Not only helpful for web designers, but all internet professionals alike.

Barry McGee

February 5th, 2010

Nice article, will have to use more Analytics features in future..

Mike Takahashi

February 5th, 2010

Thanks everyone.

@WebDesignExpert.Me – ConceptFeedback.com looks like a another great use of crowdsourcing. Thanks for sharing.

Webtoolfeed

February 6th, 2010

Nice article, i like the heatmap.

Michael Slater

February 6th, 2010

Great list. One suggestion to add to the Blog item: use a platform that allows you to build the blog into your site, rather than it being external, so it is visually integrated and you gain the full SEO benefit of your posts.

Autonomy

February 6th, 2010

Wow, Heat Maps are freaking sweet! Great article.

Cairns Web

February 7th, 2010

Want to see something scary, use these tools and see how the end users are using the site, just watching everyday people use websites is scary.

Marc

February 7th, 2010

These are great tools, i personally use clicktale which has the best of the bunch in my opinion. Its heatmaps are second to none.

MorningtimeD

February 7th, 2010

Thanks for the A/B testing links, we’re aboutt to delve deeper into that world!

Derrick

February 8th, 2010

Wow! ClickTale is pretty amazing… Thanks for putting this together.

Subbu

February 9th, 2010

Thank you so-much for Great article. I subscribed your feed, I will be expecting such a nice articles from you.

viettel

February 10th, 2010

Great article! Thanks for sharing

Cre8tivegirl

February 11th, 2010

great article, great resources. Thank you!

Rob Loukotka

February 16th, 2010

Whenever I’ve used heatmaps, the maps ended up very inaccurate. I forget the service I used, it wasn’t the service listed in this article. Even the site overlay from Google Analytics is pretty off.
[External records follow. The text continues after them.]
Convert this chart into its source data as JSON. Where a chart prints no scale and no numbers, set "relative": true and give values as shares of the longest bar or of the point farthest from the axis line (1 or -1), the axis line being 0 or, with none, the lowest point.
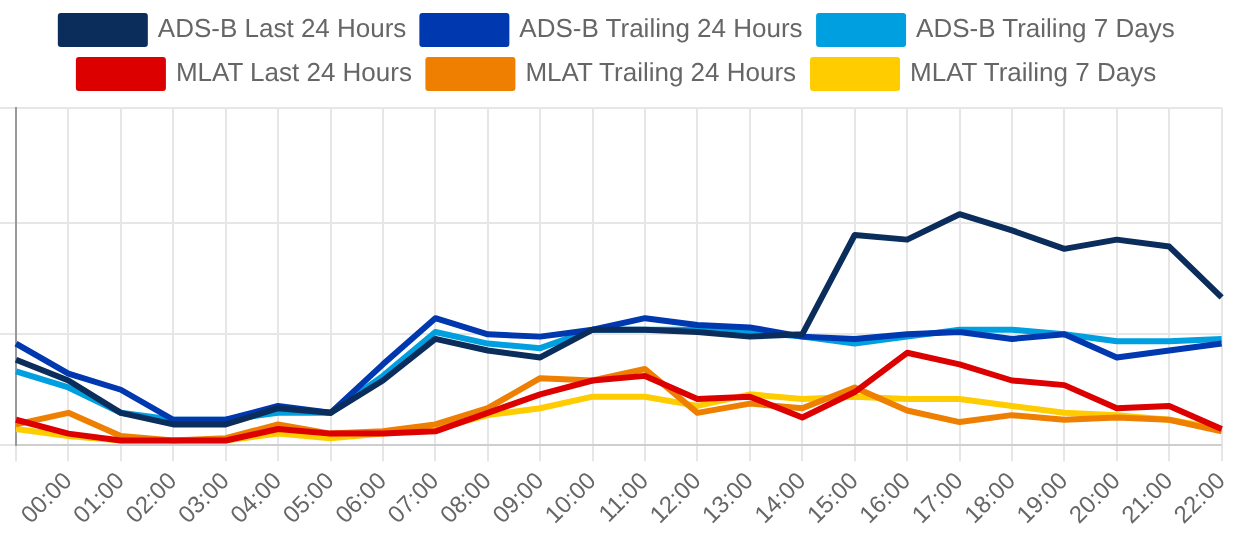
{
  "chart_data": {
    "type": "line",
    "relative": true,
    "grid": true,
    "legend": "top",
    "marker": "none",
    "line_style": "solid",
    "categories": [
      null,
      "00:00",
      "01:00",
      "02:00",
      "03:00",
      "04:00",
      "05:00",
      "06:00",
      "07:00",
      "08:00",
      "09:00",
      "10:00",
      "11:00",
      "12:00",
      "13:00",
      "14:00",
      "15:00",
      "16:00",
      "17:00",
      "18:00",
      "19:00",
      "20:00",
      "21:00",
      "22:00"
    ],
    "series": [
      {
        "name": "ADS-B Last 24 Hours",
        "color": "#0b2d5b",
        "values": [
          0.37,
          0.28,
          0.14,
          0.09,
          0.09,
          0.16,
          0.14,
          0.28,
          0.46,
          0.41,
          0.38,
          0.5,
          0.5,
          0.49,
          0.47,
          0.48,
          0.91,
          0.89,
          1,
          0.93,
          0.85,
          0.89,
          0.86,
          0.64
        ]
      },
      {
        "name": "ADS-B Trailing 24 Hours",
        "color": "#0038b0",
        "values": [
          0.44,
          0.31,
          0.24,
          0.11,
          0.11,
          0.17,
          0.14,
          0.35,
          0.55,
          0.48,
          0.47,
          0.5,
          0.55,
          0.52,
          0.51,
          0.47,
          0.46,
          0.48,
          0.49,
          0.46,
          0.48,
          0.38,
          0.41,
          0.44
        ]
      },
      {
        "name": "ADS-B Trailing 7 Days",
        "color": "#00a0e0",
        "values": [
          0.32,
          0.25,
          0.14,
          0.11,
          0.11,
          0.14,
          0.14,
          0.3,
          0.49,
          0.44,
          0.42,
          0.5,
          0.5,
          0.5,
          0.49,
          0.47,
          0.44,
          0.47,
          0.5,
          0.5,
          0.48,
          0.45,
          0.45,
          0.46
        ]
      },
      {
        "name": "MLAT Last 24 Hours",
        "color": "#dd0000",
        "values": [
          0.11,
          0.05,
          0.02,
          0.02,
          0.02,
          0.07,
          0.05,
          0.05,
          0.06,
          0.14,
          0.22,
          0.28,
          0.3,
          0.2,
          0.21,
          0.12,
          0.23,
          0.4,
          0.35,
          0.28,
          0.26,
          0.16,
          0.17,
          0.07
        ]
      },
      {
        "name": "MLAT Trailing 24 Hours",
        "color": "#ee7f00",
        "values": [
          0.09,
          0.14,
          0.04,
          0.02,
          0.03,
          0.09,
          0.05,
          0.06,
          0.09,
          0.16,
          0.29,
          0.28,
          0.33,
          0.14,
          0.18,
          0.16,
          0.25,
          0.15,
          0.1,
          0.13,
          0.11,
          0.12,
          0.11,
          0.06
        ]
      },
      {
        "name": "MLAT Trailing 7 Days",
        "color": "#ffcc00",
        "values": [
          0.07,
          0.04,
          0.02,
          0.02,
          0.02,
          0.05,
          0.03,
          0.05,
          0.07,
          0.13,
          0.16,
          0.21,
          0.21,
          0.17,
          0.22,
          0.2,
          0.21,
          0.2,
          0.2,
          0.17,
          0.14,
          0.13,
          0.11,
          0.07
        ]
      }
    ]
  }
}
Has anyone used a service that yielded good heatmaps? I’d definitely be interested in some more solid data there.

Mike Takahashi

February 17th, 2010

@Rob – I’ve found Crazy Egg to be pretty accurate. They have a 30 day trial, so you can always try it out and see what you think.

Craig

September 20th, 2010

Thanks for the nice round up of tools, just starting to look at Google analytics a little more with the A/B testing and Site search, has been very interesting so far, and will have a look at the other recommended tools for better web designs.